Austerity, You Say?


“The boom, not the slump, is the right time for austerity…”


As I watch the price of oil drift down toward $25 per barrel, I am reminded that certain economists held strong opinions about the way governments should react to dour news. As you may know, The Wolf Camp’s official economist is John Maynard Keynes (pictured above). (The Wolf Camp holds no official political bent – the Camp is agnostic.)

I doubt I exaggerate when I say that “Official Economist of the Wolf Camp Blog” is about the most prestigious title held by 1st Baron Keynes. If he were here today, I have no doubt he would say so himself.

This choice was simple because his theories… work. For example, look to different approaches to the 2008 financial crisis. The United States spent into the downturn – remember TARP and the “bailout” of big banks? While deeply unpopular, experts from across the spectrum lauded the move as the reason the downturn was not worse, and longer.

To see the effect of the counterpoint, one need look only across the pond. In the EU, many countries chose austerity – deep cuts in public spending, cutbacks in goods and services provided by governments, etc. The results are striking: Spain’s unemployment rate spiked above 25% and its economy has yet to fully recover; Greece nearly defaulted on its sovereign debt and faces a lost generation; Cyprus came this close to failing as a state; etc.

There are earlier analogs. For example, Japan tried austerity too in response to its fiscal crisis in the 1990’s. Although it has largely recovered, Japan has never restored its former financial glory. (Remember all those movies threatening the takeover of America by Japanese companies?)

“But what about Germany?” You ask. “They’ve recovered from the downturn quite well.” “Ah, yes,” says I. But they were Keynesians through and through! Sure, our Saxon friends preached austerity and used their economic might to ensure cutbacks in failing economies. Within the friendly confines of their own policy, however, the Germans slashed interest rates (even going NEGATIVE in the heart of the storm), which paid banks to make loans with German money for free! How Keynesian of them! (One of the central tenets of Keynesian economics is that the ebb and flow of the economy can be controlled by monetary and fiscal policy.)

Look at the results. In the last few years, the two healthiest economies, in real terms (I’m ignoring China because it is becoming increasingly obvious their economy is not fully understood) are the United States and Germany… once again validating Keynesian strategies.

The predictions of Keynes were also validated in his own time. For example, Keynes rightly predicted that the austerity inflicted on Germany by the Treaty of Versailles would lead to another war, and it did. Keynesian theories were used by the Western alliance to fund wartime operations, with well-known results. Keynesian programs in the United States largely stopped the collapse of the economy, which was in the process of an eventual (if far-off) recovery when Pearl Harbor was attacked.
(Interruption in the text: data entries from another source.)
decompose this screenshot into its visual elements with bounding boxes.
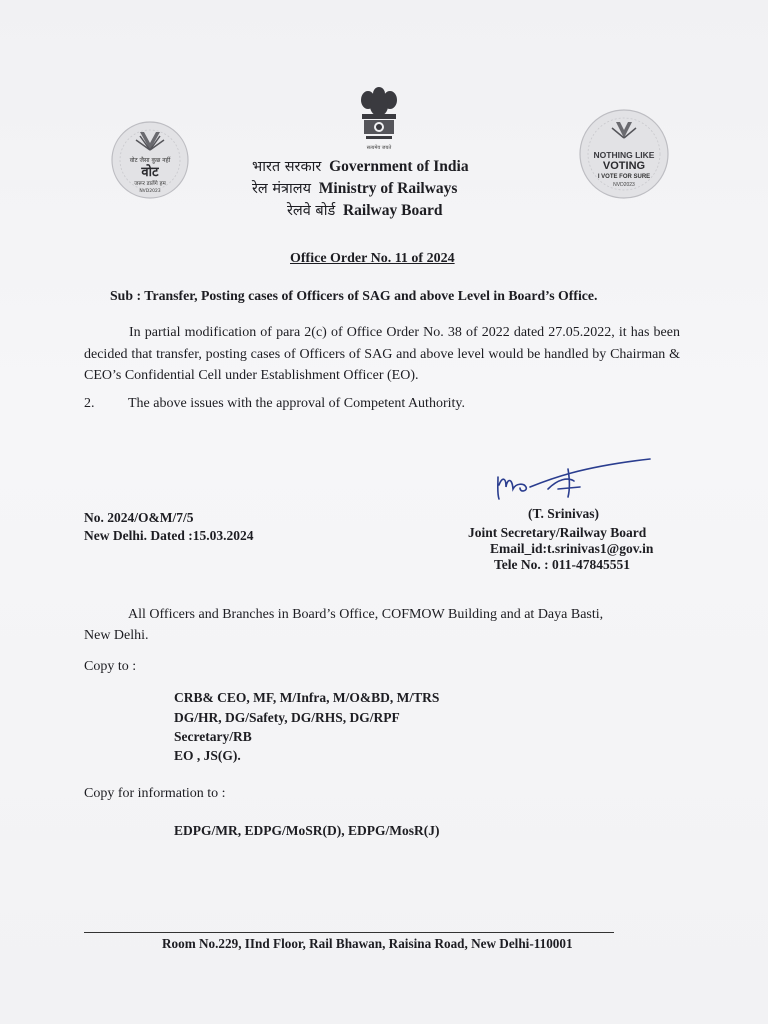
signature-icon (490, 455, 655, 505)
copy-info-label: Copy for information to : (84, 786, 226, 801)
addressees-line-1: All Officers and Branches in Board’s Office, COFMOW Building and at Daya Basti, (128, 607, 604, 622)
copy-info-line: EDPG/MR, EDPG/MoSR(D), EDPG/MosR(J) (174, 823, 440, 838)
header-ministry (252, 178, 457, 198)
logo-right-line4: NVD2023 (613, 182, 635, 188)
footer-divider (84, 932, 614, 933)
order-title: Office Order No. 11 of 2024 (290, 251, 455, 266)
header-board-english: Railway Board (342, 202, 443, 219)
logo-right-line3: I VOTE FOR SURE (597, 174, 651, 180)
header-govt-hindi: भारत सरकार (252, 159, 322, 175)
voter-awareness-logo-left (110, 110, 190, 210)
logo-left-line4: NVD2023 (139, 189, 161, 194)
copy-to-line: EO , JS(G). (174, 748, 241, 763)
copy-to-line: Secretary/RB (174, 729, 252, 744)
logo-left-line3: जरूर डालेंगे हम (134, 181, 166, 187)
svg-text:सत्यमेव जयते: सत्यमेव जयते (366, 145, 392, 151)
reference-number: No. 2024/O&M/7/5 (84, 510, 194, 525)
order-paragraph-1: In partial modification of para 2(c) of Office Order No. 38 of 2022 dated 27.05.2022, it has been decided that transfer, posting cases of Officers of SAG and above level would be handled by Chairman & CEO’s Confidential Cell under Establishment Officer (EO). (84, 325, 680, 383)
logo-right-line2: VOTING (602, 160, 646, 172)
order-paragraph-2: The above issues with the approval of Competent Authority. (128, 396, 465, 411)
header-board-hindi: रेलवे बोर्ड (287, 203, 336, 219)
national-emblem-icon (356, 84, 402, 152)
logo-right-line1: NOTHING LIKE (593, 150, 655, 160)
signatory-designation: Joint Secretary/Railway Board (468, 525, 647, 540)
header-govt-english: Government of India (329, 158, 469, 175)
footer-address: Room No.229, IInd Floor, Rail Bhawan, Raisina Road, New Delhi-110001 (162, 936, 573, 951)
addressees-line-2: New Delhi. (84, 628, 149, 643)
signatory-email: Email_id:t.srinivas1@gov.in (490, 541, 654, 556)
header-board (287, 200, 442, 220)
copy-to-label: Copy to : (84, 659, 137, 674)
signatory-name: (T. Srinivas) (528, 506, 600, 521)
header-ministry-hindi: रेल मंत्रालय (252, 181, 312, 197)
header-ministry-english: Ministry of Railways (318, 180, 458, 197)
header-govt (252, 156, 469, 176)
logo-left-line1: वोट जैसा कुछ नहीं (129, 157, 171, 164)
reference-date: New Delhi. Dated :15.03.2024 (84, 528, 254, 543)
signatory-tele: Tele No. : 011-47845551 (494, 557, 630, 572)
logo-left-line2: वोट (141, 165, 159, 180)
paragraph-2-number: 2. (84, 396, 95, 411)
copy-to-line: CRB& CEO, MF, M/Infra, M/O&BD, M/TRS (174, 690, 440, 705)
voter-awareness-logo-right (572, 108, 676, 200)
copy-to-line: DG/HR, DG/Safety, DG/RHS, DG/RPF (174, 710, 400, 725)
order-subject: Sub : Transfer, Posting cases of Officers of SAG and above Level in Board’s Office. (110, 288, 598, 303)
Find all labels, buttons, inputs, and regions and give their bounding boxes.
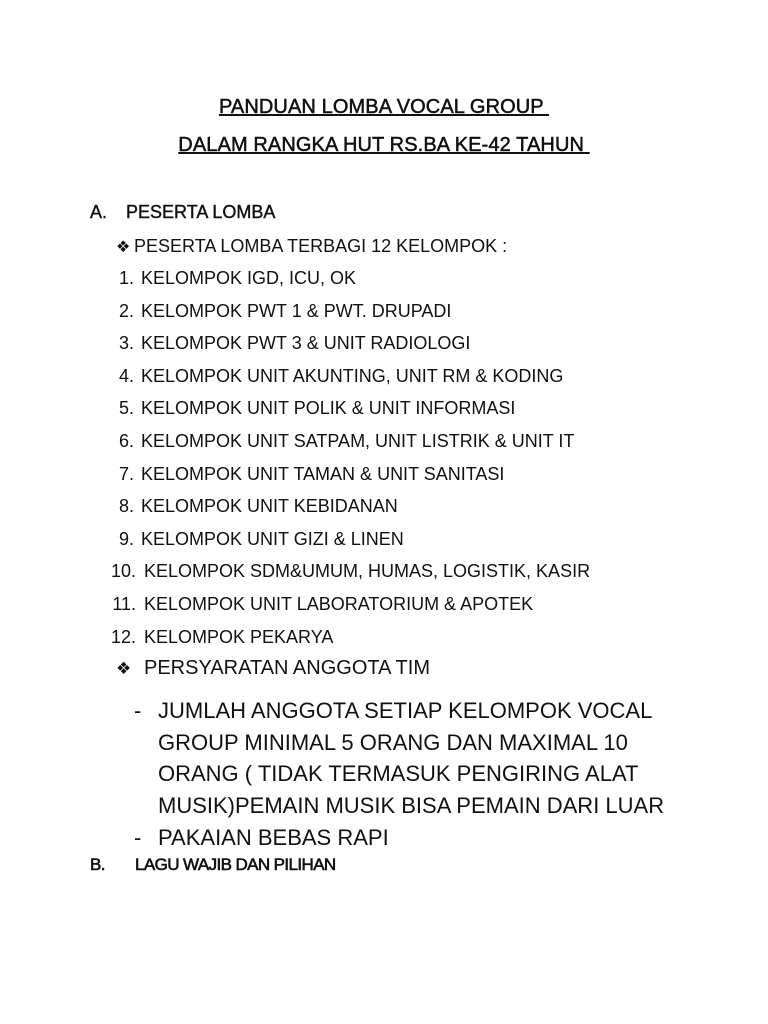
list-item bbox=[108, 525, 590, 558]
section-b-letter: B. bbox=[90, 855, 105, 874]
list-item bbox=[108, 492, 590, 525]
list-item-number: 12. bbox=[110, 626, 136, 647]
list-item-text: KELOMPOK UNIT KEBIDANAN bbox=[141, 496, 398, 517]
list-item bbox=[108, 557, 590, 590]
list-item bbox=[108, 297, 590, 330]
group-list bbox=[108, 264, 590, 655]
list-item-number: 9. bbox=[118, 528, 134, 549]
list-item-text: KELOMPOK PWT 1 & PWT. DRUPADI bbox=[141, 300, 452, 321]
section-b-heading bbox=[90, 855, 336, 875]
requirements-heading bbox=[116, 657, 430, 680]
list-item-number: 2. bbox=[118, 300, 134, 321]
list-item bbox=[108, 623, 590, 656]
list-item-number: 10. bbox=[110, 561, 136, 582]
diamond-bullet-icon: ❖ bbox=[116, 659, 132, 678]
list-item-number: 3. bbox=[118, 333, 134, 354]
participants-bullet-text: PESERTA LOMBA TERBAGI 12 KELOMPOK : bbox=[134, 236, 508, 256]
list-item-number: 1. bbox=[118, 268, 134, 288]
requirements-heading-text: PERSYARATAN ANGGOTA TIM bbox=[144, 657, 430, 679]
list-item bbox=[108, 460, 590, 493]
list-item bbox=[108, 329, 590, 362]
document-title-line-2: DALAM RANGKA HUT RS.BA KE-42 TAHUN bbox=[178, 134, 590, 156]
list-item-text: KELOMPOK UNIT GIZI & LINEN bbox=[141, 528, 404, 549]
list-item-text: KELOMPOK SDM&UMUM, HUMAS, LOGISTIK, KASIR bbox=[144, 561, 591, 582]
list-item-text: KELOMPOK UNIT AKUNTING, UNIT RM & KODING bbox=[141, 365, 564, 386]
list-item-text: KELOMPOK UNIT TAMAN & UNIT SANITASI bbox=[141, 463, 505, 484]
list-item-number: 8. bbox=[118, 496, 134, 517]
list-item-text: KELOMPOK PEKARYA bbox=[144, 626, 334, 647]
list-item-text: KELOMPOK PWT 3 & UNIT RADIOLOGI bbox=[141, 333, 471, 354]
list-item bbox=[108, 427, 590, 460]
list-item bbox=[108, 590, 590, 623]
list-item bbox=[108, 264, 590, 297]
section-a-heading bbox=[90, 202, 275, 223]
list-item-text: KELOMPOK UNIT LABORATORIUM & APOTEK bbox=[144, 593, 534, 614]
list-item bbox=[134, 822, 678, 854]
list-item-text: PAKAIAN BEBAS RAPI bbox=[158, 824, 389, 850]
list-item-text: KELOMPOK UNIT POLIK & UNIT INFORMASI bbox=[141, 398, 516, 419]
list-item-text: JUMLAH ANGGOTA SETIAP KELOMPOK VOCAL GROUP MINIMAL 5 ORANG DAN MAXIMAL 10 ORANG ( TIDAK TERMASUK PENGIRING ALAT MUSIK)PEMAIN MUSIK BISA PEMAIN DARI LUAR bbox=[158, 698, 665, 819]
participants-bullet bbox=[116, 236, 507, 257]
document-title-line-1: PANDUAN LOMBA VOCAL GROUP bbox=[218, 96, 550, 118]
list-item-text: KELOMPOK UNIT SATPAM, UNIT LISTRIK & UNIT IT bbox=[141, 430, 575, 451]
list-item-text: KELOMPOK IGD, ICU, OK bbox=[141, 268, 357, 288]
list-item-number: 4. bbox=[118, 365, 134, 386]
dash-bullet: - bbox=[134, 824, 142, 850]
diamond-bullet-icon: ❖ bbox=[116, 239, 131, 256]
list-item-number: 5. bbox=[118, 398, 134, 419]
list-item-number: 11. bbox=[112, 593, 136, 614]
list-item bbox=[108, 362, 590, 395]
section-a-letter: A. bbox=[90, 202, 108, 222]
list-item bbox=[108, 394, 590, 427]
list-item bbox=[134, 695, 678, 822]
dash-bullet: - bbox=[134, 698, 142, 723]
requirements-list bbox=[134, 695, 678, 854]
list-item-number: 6. bbox=[118, 430, 134, 451]
section-b-title: LAGU WAJIB DAN PILIHAN bbox=[135, 855, 336, 874]
list-item-number: 7. bbox=[118, 463, 134, 484]
section-a-title: PESERTA LOMBA bbox=[126, 202, 276, 222]
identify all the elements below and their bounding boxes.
By now, most readers are likely asking themselves, “Why is The Wolf Camp waxing philosophical on long-dead economists?” Well, hopefully I’ve laid a foundation of credibility for what I am about to say.

West Texas is in trouble, and it’s taking the wrong road to get out. For example, leaders in my current hometown continue blather about the need to reduce spending. It’s said so often that become a mantra. No spending on roads, no hiring of government employees, no re-vitalization plans (unless they include new facilities for city government officials, but that is a matter for another post), etc. Local roads are terrible, schools are terrible and health care is questionable. Yet, leaders across the board demand that we reduce spending now.

This is the exact opposite of what should be done. Instead, there should be a major push to employ people in beneficial projects – such as infrastructure. The oil and gas business is labor intensive. The people who work in the oilfield can be quickly re-trained to work on roads – giving them gainful employment while also giving the price of oil a chance to recover. Expanding social programs would allow out-of-work administrators to work for the government for a time, while at the same time providing benefits to other stakeholders in need of support.

OF COURSE this would lead to criticism. I said Keynesian theories worked, not that they were popular! Think about it this way… if the private sector is not hiring (indeed, if the private sector is reducing employment), and the public sector refuses to hire, what is left? Unemployment. And the nasty part about unemployment is that the unemployed also need greater support from local agencies – right when non-Keynesians are slashing budgets!

I’m not some genius. I’m just a guy who likes history. Look to the past as your guide for what will happen in the future. It’s not a perfect marker, but it is a pretty good one. West Texas can choose to be like Post-Depression era America or it can choose to be like present-day Greece. So far, government officials are choosing the latter. Let us hope they change their mind.